Home Depot (NYSE:HD) has jumped in early with its annual Spring Black Friday deals late last month, in a rush to beat competition by quickly cashing in on the growing spring season demand – the busiest selling season for home improvement retailers. The retailer, which is not so bullish on the housing recovery in 2012, plans to rely on further strengthening its seasonal sales, basic maintenance, repair and remodeling needs of its 130 million aging homes customer base over the next few quarters. The stock price has already gained 50% over the last six months on better-than-expected earnings and improved housing sentiment. It expects sales growth of approximately 4% in fiscal 2012 with moderate gross margin expansion and operating margin improvements by up to 50 basis points. Its largest competitor is Lowe’s (NYSE:LOW).
With a warmer winter and early spring, home improvement retailers are rushing to quickly capture the spring seasonal demand. Spring is one of the busiest selling seasons for home improvement retailers with strong demand for outdoor products, maintenance and repair, as homeowners take up home improvement projects that were put off during the winter. According to Global Hunter Securities, retail sales for lawn and garden home improvement companies increased 13% in January and 18% in February (y/y).
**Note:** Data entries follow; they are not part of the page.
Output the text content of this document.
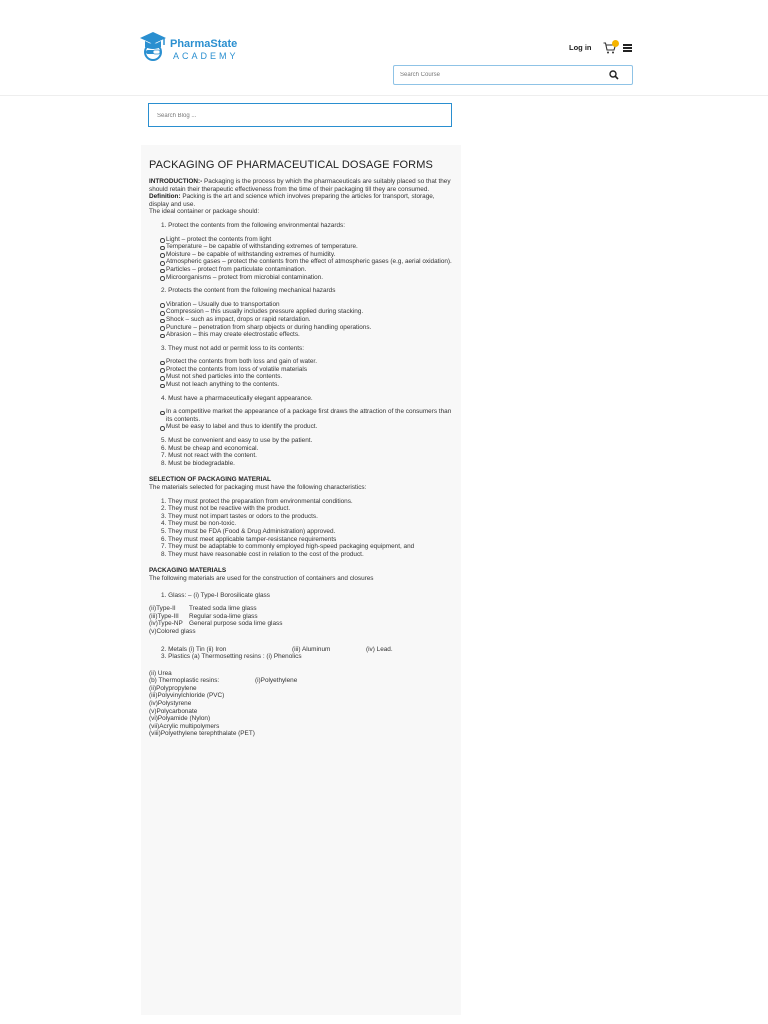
PharmaState
ACADEMY
Log in
Search Course
Search Blog ...
PACKAGING OF PHARMACEUTICAL DOSAGE FORMS

INTRODUCTION:- Packaging is the process by which the pharmaceuticals are suitably placed so that they should retain their therapeutic effectiveness from the time of their packaging till they are consumed.

Definition: Packing is the art and science which involves preparing the articles for transport, storage, display and use.

The ideal container or package should:

1. Protect the contents from the following environmental hazards:
Light – protect the contents from light
Temperature – be capable of withstanding extremes of temperature.
Moisture – be capable of withstanding extremes of humidity.
Atmospheric gases – protect the contents from the effect of atmospheric gases (e.g, aerial oxidation).
Particles – protect from particulate contamination.
Microorganisms – protect from microbial contamination.
2. Protects the content from the following mechanical hazards
Vibration – Usually due to transportation
Compression – this usually includes pressure applied during stacking.
Shock – such as impact, drops or rapid retardation.
Puncture – penetration from sharp objects or during handling operations.
Abrasion – this may create electrostatic effects.
3. They must not add or permit loss to its contents:
Protect the contents from both loss and gain of water.
Protect the contents from loss of volatile materials
Must not shed particles into the contents.
Must not leach anything to the contents.
4. Must have a pharmaceutically elegant appearance.
In a competitive market the appearance of a package first draws the attraction of the consumers than its contents.
Must be easy to label and thus to identify the product.

5. Must be convenient and easy to use by the patient.

6. Must be cheap and economical.

7. Must not react with the content.

8. Must be biodegradable.

SELECTION OF PACKAGING MATERIAL

The materials selected for packaging must have the following characteristics:

1. They must protect the preparation from environmental conditions.

2. They must not be reactive with the product.

3. They must not impart tastes or odors to the products.

4. They must be non-toxic.

5. They must be FDA (Food & Drug Administration) approved.

6. They must meet applicable tamper-resistance requirements

7. They must be adaptable to commonly employed high-speed packaging equipment, and

8. They must have reasonable cost in relation to the cost of the product.

PACKAGING MATERIALS

The following materials are used for the construction of containers and closures

1. Glass: – (i) Type-I Borosilicate glass

(ii)Type-II Treated soda lime glass

(iii)Type-III Regular soda-lime glass

(iv)Type-NP General purpose soda lime glass

(v)Colored glass

2. Metals (i) Tin (ii) Iron	(iii) Aluminum	(iv) Lead.

3. Plastics (a) Thermosetting resins : (i) Phenolics

(ii) Urea

(b) Thermoplastic resins:	(i)Polyethylene

(ii)Polypropylene

(iii)Polyvinylchloride (PVC)

(iv)Polystyrene

(v)Polycarbonate

(vi)Polyamide (Nylon)

(vii)Acrylic multipolymers

(viii)Polyethylene terephthalate (PET)
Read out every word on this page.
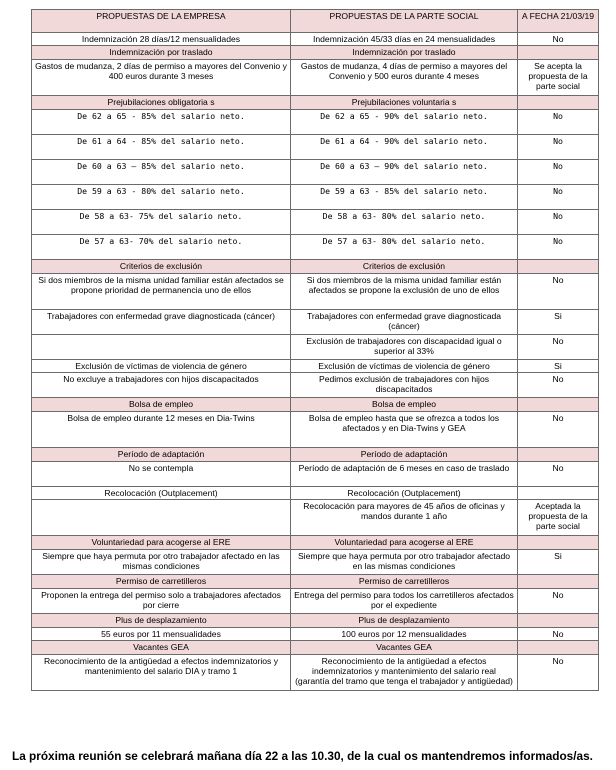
PROPUESTAS DE LA EMPRESA	PROPUESTAS DE LA PARTE SOCIAL	A FECHA 21/03/19
Indemnización 28 días/12 mensualidades	Indemnización 45/33 días en 24 mensualidades	No
Indemnización por traslado	Indemnización por traslado	
Gastos de mudanza, 2 días de permiso a mayores del Convenio y 400 euros durante 3 meses	Gastos de mudanza, 4 días de permiso a mayores del Convenio y 500 euros durante 4 meses	Se acepta la propuesta de la parte social
Prejubilaciones obligatoria s	Prejubilaciones voluntaria s	
De 62 a 65 - 85% del salario neto.	De 62 a 65 - 90% del salario neto.	No
De 61 a 64 - 85% del salario neto.	De 61 a 64 - 90% del salario neto.	No
De 60 a 63 – 85% del salario neto.	De 60 a 63 – 90% del salario neto.	No
De 59 a 63 - 80% del salario neto.	De 59 a 63 - 85% del salario neto.	No
De 58 a 63- 75% del salario neto.	De 58 a 63- 80% del salario neto.	No
De 57 a 63- 70% del salario neto.	De 57 a 63- 80% del salario neto.	No
Criterios de exclusión	Criterios de exclusión	
Si dos miembros de la misma unidad familiar están afectados se propone prioridad de permanencia uno de ellos	Si dos miembros de la misma unidad familiar están afectados se propone la exclusión de uno de ellos	No
Trabajadores con enfermedad grave diagnosticada (cáncer)	Trabajadores con enfermedad grave diagnosticada (cáncer)	Si
	Exclusión de trabajadores con discapacidad igual o superior al 33%	No
Exclusión de víctimas de violencia de género	Exclusión de víctimas de violencia de género	Si
No excluye a trabajadores con hijos discapacitados	Pedimos exclusión de trabajadores con hijos discapacitados	No
Bolsa de empleo	Bolsa de empleo	
Bolsa de empleo durante 12 meses en Dia-Twins	Bolsa de empleo hasta que se ofrezca a todos los afectados y en Dia-Twins y GEA	No
Período de adaptación	Período de adaptación	
No se contempla	Período de adaptación de 6 meses en caso de traslado	No
Recolocación (Outplacement)	Recolocación (Outplacement)	
	Recolocación para mayores de 45 años de oficinas y mandos durante 1 año	Aceptada la propuesta de la parte social
Voluntariedad para acogerse al ERE	Voluntariedad para acogerse al ERE	
Siempre que haya permuta por otro trabajador afectado en las mismas condiciones	Siempre que haya permuta por otro trabajador afectado en las mismas condiciones	Si
Permiso de carretilleros	Permiso de carretilleros	
Proponen la entrega del permiso solo a trabajadores afectados por cierre	Entrega del permiso para todos los carretilleros afectados por el expediente	No
Plus de desplazamiento	Plus de desplazamiento	
55 euros por 11 mensualidades	100 euros por 12 mensualidades	No
Vacantes GEA	Vacantes GEA	
Reconocimiento de la antigüedad a efectos indemnizatorios y mantenimiento del salario DIA y tramo 1	Reconocimiento de la antigüedad a efectos indemnizatorios y mantenimiento del salario real (garantía del tramo que tenga el trabajador y antigüedad)	No
La próxima reunión se celebrará mañana día 22 a las 10.30, de la cual os mantendremos informados/as.
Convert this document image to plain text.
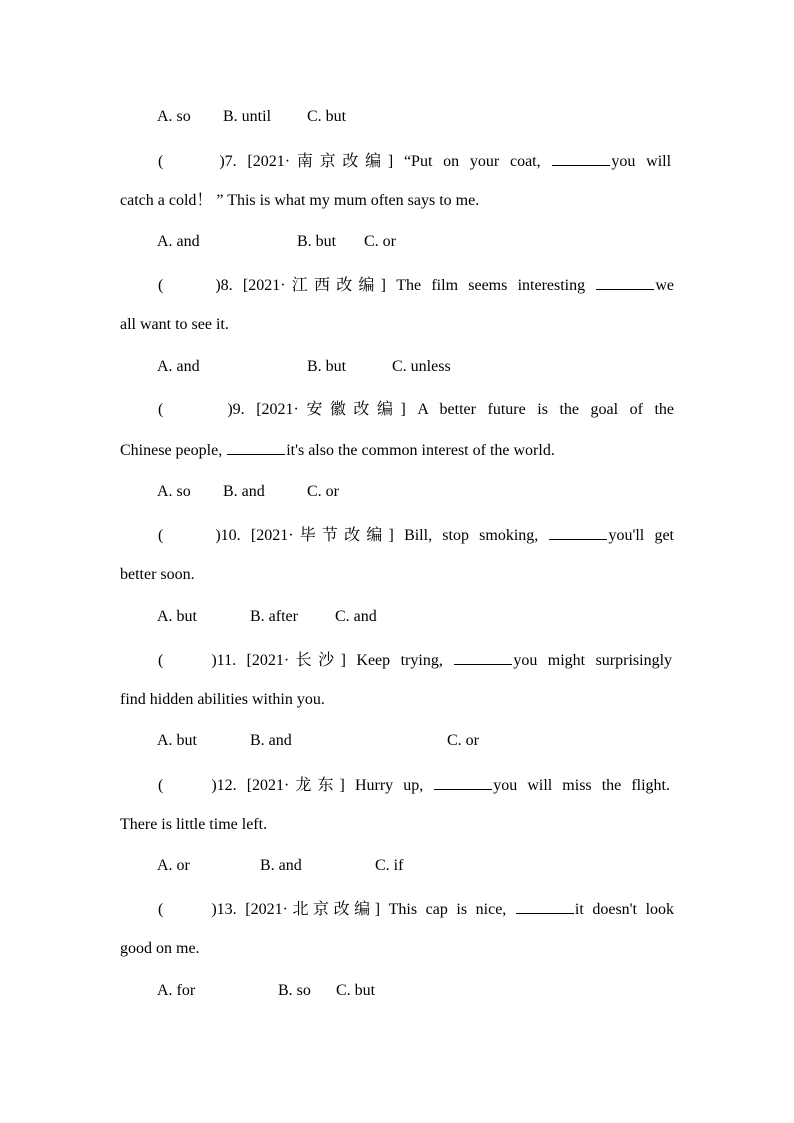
A. so B. until C. but
(	)7. [2021·南京改编] “Put on your coat,	you will
catch a cold！ ” This is what my mum often says to me.
A. and	B. but C. or
(	)8. [2021·江西改编] The film seems interesting	we
all want to see it.
A. and	B. but	C. unless
(	)9. [2021·安徽改编] A better future is the goal of the
Chinese people,	it's also the common interest of the world.
A. so B. and	C. or
(	)10. [2021·毕节改编] Bill, stop smoking,	you'll get
better soon.
A. but	B. after C. and
(	)11. [2021·长沙] Keep trying,	you might surprisingly
find hidden abilities within you.
A. but	B. and	C. or
(	)12. [2021·龙东] Hurry up,	you will miss the flight.
There is little time left.
A. or	B. and	C. if
(	)13. [2021·北京改编] This cap is nice,	it doesn't look
good on me.
A. for	B. so C. but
Prompted by an early spring this year, Home Depot rolled out its national-wide Spring Black Friday deals by the end of March. Usually, these deals arrive at different times in different markets. Lowe’s is preparing deals that should follow soon. Home Depot has built its inventory with lawn care products, outdoor power, fertilizers and gardening products, grills and patio furniture and has hired more than 70K temporary employees to have a head-start in tapping the surge in spring demand.
We have a Trefis price estimate of $49.36 for Home Depot’s stock, slightly below the current market price.